Mohandas Pai, a senior advisor at Infosys, said that a global shortage of memory chips could increase smartphone prices in India [1].

The trend highlights how the rapid expansion of artificial intelligence is shifting the hardware landscape. As data centers consume more resources to power AI, the supply of essential components for consumer electronics is tightening, potentially making mobile devices less affordable for millions of users.

Pai, who previously served as the chairman of NASSCOM, said that the shortage specifically affects DRAM and NAND memory chips [1]. The surge in demand is largely driven by the infrastructure needs of AI data centers [2].

"If the chip shortage continues, we could see a noticeable rise in the price of smartphones in India," Pai said [1].

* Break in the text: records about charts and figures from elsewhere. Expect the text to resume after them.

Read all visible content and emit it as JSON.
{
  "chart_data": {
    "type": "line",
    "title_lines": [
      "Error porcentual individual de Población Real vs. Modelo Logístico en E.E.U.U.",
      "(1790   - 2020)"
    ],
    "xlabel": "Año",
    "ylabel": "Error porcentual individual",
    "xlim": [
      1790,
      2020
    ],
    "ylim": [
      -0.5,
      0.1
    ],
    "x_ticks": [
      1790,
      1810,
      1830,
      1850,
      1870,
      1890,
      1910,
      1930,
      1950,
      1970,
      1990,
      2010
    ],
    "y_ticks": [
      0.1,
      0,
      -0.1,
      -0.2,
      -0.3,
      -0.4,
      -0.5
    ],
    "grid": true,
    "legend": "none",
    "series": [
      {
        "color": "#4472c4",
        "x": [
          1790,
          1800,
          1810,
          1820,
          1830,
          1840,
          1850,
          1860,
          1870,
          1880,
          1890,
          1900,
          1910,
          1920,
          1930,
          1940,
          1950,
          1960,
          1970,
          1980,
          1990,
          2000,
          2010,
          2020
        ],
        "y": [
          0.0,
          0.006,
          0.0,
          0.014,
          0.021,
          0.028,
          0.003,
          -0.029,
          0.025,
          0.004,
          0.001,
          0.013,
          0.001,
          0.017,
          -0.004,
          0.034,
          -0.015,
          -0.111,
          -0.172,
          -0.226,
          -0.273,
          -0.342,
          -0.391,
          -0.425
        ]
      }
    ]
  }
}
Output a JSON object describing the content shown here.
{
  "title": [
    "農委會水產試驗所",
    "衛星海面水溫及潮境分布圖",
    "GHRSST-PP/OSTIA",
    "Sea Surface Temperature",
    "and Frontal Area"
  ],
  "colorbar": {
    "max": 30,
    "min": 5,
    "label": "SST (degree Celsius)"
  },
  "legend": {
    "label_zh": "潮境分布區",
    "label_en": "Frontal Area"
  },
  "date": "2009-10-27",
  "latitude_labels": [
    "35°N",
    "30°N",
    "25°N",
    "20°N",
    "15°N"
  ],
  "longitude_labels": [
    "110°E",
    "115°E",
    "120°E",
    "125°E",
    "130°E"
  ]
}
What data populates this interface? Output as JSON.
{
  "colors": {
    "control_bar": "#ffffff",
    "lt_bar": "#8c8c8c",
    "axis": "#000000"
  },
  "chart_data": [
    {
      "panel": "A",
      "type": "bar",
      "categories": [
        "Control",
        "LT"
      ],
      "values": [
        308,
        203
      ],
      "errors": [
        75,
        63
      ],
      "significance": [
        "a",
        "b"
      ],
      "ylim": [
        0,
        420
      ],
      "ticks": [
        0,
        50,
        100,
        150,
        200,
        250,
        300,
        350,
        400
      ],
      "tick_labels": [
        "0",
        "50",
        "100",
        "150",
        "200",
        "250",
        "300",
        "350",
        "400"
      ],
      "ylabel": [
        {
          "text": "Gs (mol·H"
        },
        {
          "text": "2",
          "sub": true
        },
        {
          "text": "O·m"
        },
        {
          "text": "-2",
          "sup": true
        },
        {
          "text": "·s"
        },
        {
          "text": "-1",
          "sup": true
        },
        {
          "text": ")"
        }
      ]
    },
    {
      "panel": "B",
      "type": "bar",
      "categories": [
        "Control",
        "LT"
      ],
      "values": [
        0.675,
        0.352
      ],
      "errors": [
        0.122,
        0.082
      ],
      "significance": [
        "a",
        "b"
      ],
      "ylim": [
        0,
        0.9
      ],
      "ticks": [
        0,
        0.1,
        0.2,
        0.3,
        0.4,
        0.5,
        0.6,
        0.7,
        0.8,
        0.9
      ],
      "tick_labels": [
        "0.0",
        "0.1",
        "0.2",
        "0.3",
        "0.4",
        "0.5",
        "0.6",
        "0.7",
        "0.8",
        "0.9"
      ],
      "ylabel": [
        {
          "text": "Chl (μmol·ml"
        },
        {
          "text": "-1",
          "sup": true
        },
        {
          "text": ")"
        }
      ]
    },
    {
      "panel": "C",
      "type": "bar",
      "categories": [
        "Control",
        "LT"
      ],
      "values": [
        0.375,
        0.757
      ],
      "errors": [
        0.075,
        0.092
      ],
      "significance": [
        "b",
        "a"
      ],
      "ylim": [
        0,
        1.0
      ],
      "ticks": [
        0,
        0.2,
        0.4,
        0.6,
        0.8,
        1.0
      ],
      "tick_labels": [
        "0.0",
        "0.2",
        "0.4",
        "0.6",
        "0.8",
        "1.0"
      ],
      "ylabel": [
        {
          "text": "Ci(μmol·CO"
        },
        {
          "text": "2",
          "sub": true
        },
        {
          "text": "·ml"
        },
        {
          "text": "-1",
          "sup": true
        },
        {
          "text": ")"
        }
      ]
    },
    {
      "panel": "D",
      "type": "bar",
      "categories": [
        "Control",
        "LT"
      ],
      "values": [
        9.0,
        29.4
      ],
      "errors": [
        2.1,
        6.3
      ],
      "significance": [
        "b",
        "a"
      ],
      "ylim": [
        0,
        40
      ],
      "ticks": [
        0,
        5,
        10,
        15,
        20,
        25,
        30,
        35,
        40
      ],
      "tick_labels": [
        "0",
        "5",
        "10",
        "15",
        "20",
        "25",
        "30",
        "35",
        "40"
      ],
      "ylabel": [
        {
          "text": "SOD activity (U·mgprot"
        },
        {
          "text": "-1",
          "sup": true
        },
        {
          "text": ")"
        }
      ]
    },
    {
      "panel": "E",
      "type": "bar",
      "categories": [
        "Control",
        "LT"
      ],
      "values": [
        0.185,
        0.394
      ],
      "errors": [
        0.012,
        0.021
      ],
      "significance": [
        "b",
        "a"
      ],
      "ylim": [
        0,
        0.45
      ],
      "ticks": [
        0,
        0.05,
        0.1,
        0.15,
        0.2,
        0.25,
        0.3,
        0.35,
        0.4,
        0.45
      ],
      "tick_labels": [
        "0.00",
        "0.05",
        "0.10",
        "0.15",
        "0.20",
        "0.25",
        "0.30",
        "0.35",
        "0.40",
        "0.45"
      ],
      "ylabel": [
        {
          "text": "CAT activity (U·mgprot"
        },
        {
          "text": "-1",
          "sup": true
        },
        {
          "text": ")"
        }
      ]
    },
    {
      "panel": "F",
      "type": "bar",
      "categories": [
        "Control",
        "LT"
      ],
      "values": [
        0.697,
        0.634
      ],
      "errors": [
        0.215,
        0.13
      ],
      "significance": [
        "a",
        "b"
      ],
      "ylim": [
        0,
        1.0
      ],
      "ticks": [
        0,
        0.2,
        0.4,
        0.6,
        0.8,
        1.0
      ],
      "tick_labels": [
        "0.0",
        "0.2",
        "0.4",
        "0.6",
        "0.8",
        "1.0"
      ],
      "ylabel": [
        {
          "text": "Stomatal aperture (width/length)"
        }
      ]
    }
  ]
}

Market data suggests the impact is already being felt. Memory-chip prices surged by more than 30% in the first quarter of 2024 [2]. Some industry reports indicate that four major smartphone brands in India have already increased prices by ₹1,000 to ₹6,000 on flagship and mid-range models [3].

Analysts expect the volatility to continue. Projections suggest another 63% rise in memory-chip prices in the following quarter [4]. This supply chain pressure is not limited to mobile phones; it has also forced price hikes for other electronics, including consoles from Sony and Nintendo [4].

While some reports suggested the shortage might only affect prices later in 2024, others indicate the impact was already present in early 2024 [1, 5]. The discrepancy reflects the speed at which these components move through the global supply chain from manufacturers to retail shelves.

"If the chip shortage continues, we could see a noticeable rise in the price of smartphones in India."

This situation illustrates a growing conflict between the enterprise AI boom and the consumer electronics market. Because AI data centers require massive amounts of high-capacity memory, they are effectively outbidding or crowding out the supply for consumer devices. This creates a 'trickle-down' inflationary effect where the cost of AI innovation is paid for by the end-user of a standard smartphone.